3. Optimise: drive performance with experimentation

Nothing is static in a digital marketplace, and the positioning of products cannot be either. How do brands know if the right content, messaging or advertising is resonating with consumers? This requires an ongoing commitment to testing and learning. While there is the evaluation of performance from a reporting standpoint today, it is typically siloed and retroactive, coming long after major investments have been made. This approach is costly and inefficient and can be avoided with much more affordable research and experimentation upfront.

By treating every product page as its own P&L, manufacturers can hypothesise solutions based on customer insights, trends and historical data. Instead of deploying them with the hope that they will be successful, they can set up experiments to rapidly determine what will drive the optimal performance at scale. It is a quicker, more intelligent and more cost-effective path to profitability – one that is built on a foundation of facts, not opinions.

4. Originate: discover new opportunities for growth

Digital shelves give manufacturers valuable real-time customer insights that they have never had before. They know what customers are searching for across categories and products, what they are buying and what positive and negative feedback they are offering in ratings and reviews. The game-changer for manufacturers is in how they act on this gold mine of insight. Based on analysis of trending categories and shelves, manufacturers can enhance existing products or develop new ones that will satisfy an identified need among customers. They can then strategically act on these insights in different ways across different marketplaces to better forecast demand and accelerate growth. They can even evaluate acquisition targets based on current shelf performance relative to competitors.

Be your own superhero

For many years, the dynamic between manufacturers and retailers went largely unchanged. The status quo ruled. Those days are over and manufacturers must transform to catch up to new age retailers. Most companies have responded by managing every marketplace as a standalone channel, delivering basic content to each one and crafting brand experiences based on gut instinct or readily available content.

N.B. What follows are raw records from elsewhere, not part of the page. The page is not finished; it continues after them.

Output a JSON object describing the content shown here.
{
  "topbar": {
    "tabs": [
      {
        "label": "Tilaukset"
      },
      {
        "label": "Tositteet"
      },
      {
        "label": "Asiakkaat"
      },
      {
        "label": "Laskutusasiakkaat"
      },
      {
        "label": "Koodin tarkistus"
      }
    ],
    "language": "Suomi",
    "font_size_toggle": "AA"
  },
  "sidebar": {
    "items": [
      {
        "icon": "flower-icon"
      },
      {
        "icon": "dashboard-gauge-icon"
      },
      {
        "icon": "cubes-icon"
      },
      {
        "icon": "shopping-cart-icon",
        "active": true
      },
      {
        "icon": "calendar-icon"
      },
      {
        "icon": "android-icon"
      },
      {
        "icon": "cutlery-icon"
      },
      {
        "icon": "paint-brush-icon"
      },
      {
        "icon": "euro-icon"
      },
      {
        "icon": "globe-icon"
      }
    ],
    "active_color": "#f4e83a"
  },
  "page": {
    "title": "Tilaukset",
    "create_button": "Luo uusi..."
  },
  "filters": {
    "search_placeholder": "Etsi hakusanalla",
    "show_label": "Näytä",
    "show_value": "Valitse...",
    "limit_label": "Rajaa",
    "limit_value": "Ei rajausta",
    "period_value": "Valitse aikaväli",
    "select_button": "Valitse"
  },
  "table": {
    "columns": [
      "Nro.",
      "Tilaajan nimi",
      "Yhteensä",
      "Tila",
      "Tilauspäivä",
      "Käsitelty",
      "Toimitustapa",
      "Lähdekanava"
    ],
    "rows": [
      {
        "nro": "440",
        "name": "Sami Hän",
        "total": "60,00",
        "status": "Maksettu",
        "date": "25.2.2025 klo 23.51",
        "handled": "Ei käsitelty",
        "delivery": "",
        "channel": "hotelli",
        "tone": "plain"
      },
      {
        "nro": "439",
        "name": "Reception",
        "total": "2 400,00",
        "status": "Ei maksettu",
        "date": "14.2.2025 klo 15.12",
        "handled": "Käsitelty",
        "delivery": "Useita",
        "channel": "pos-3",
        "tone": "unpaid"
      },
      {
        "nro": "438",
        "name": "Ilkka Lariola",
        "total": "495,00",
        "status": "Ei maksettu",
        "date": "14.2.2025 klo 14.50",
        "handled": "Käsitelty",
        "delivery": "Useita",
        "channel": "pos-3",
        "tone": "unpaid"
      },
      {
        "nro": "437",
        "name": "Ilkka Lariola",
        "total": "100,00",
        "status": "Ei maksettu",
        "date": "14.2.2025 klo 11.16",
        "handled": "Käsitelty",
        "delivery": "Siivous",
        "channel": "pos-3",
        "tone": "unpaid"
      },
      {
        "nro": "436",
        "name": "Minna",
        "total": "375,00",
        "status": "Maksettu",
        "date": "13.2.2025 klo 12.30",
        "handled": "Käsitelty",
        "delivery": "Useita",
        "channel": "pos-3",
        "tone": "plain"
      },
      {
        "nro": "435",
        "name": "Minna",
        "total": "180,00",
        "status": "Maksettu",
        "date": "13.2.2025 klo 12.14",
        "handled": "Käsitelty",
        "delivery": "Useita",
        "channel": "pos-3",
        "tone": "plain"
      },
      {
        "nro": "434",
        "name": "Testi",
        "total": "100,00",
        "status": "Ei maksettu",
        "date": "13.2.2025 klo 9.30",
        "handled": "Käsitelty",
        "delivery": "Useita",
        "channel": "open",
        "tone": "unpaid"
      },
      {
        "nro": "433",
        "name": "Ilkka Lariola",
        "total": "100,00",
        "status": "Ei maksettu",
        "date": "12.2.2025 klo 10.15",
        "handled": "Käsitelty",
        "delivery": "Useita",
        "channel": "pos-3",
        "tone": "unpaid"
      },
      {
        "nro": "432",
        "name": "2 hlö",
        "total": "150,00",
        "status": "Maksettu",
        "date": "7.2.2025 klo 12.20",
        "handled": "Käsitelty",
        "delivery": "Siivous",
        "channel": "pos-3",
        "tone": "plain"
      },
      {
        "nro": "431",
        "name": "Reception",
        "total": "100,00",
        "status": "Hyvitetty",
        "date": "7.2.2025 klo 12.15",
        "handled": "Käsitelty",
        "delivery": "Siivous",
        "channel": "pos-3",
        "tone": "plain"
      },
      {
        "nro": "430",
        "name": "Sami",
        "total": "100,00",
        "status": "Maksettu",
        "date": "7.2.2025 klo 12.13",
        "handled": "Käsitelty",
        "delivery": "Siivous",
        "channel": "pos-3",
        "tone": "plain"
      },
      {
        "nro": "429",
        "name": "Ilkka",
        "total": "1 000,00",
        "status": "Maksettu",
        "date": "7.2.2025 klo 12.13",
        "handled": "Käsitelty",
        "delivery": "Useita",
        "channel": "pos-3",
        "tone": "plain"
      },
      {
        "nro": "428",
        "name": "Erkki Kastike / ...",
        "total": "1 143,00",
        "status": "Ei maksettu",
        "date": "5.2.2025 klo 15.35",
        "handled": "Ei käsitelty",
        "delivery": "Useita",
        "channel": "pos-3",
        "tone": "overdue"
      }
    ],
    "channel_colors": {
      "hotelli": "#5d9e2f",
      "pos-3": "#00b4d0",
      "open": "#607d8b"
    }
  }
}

Superhero players will, however, take a holistic approach. They will transform their organisation to manage across marketplaces with cross-functional teams, tailor content to differentiate products and brands, use data-driven experimentation and automation to optimise performance at scale and tap into these marketplaces for insights to capitalise on new opportunities for growth. This is how manufacturers can harness their superpowers for superior performance in the next wave of brand experiences.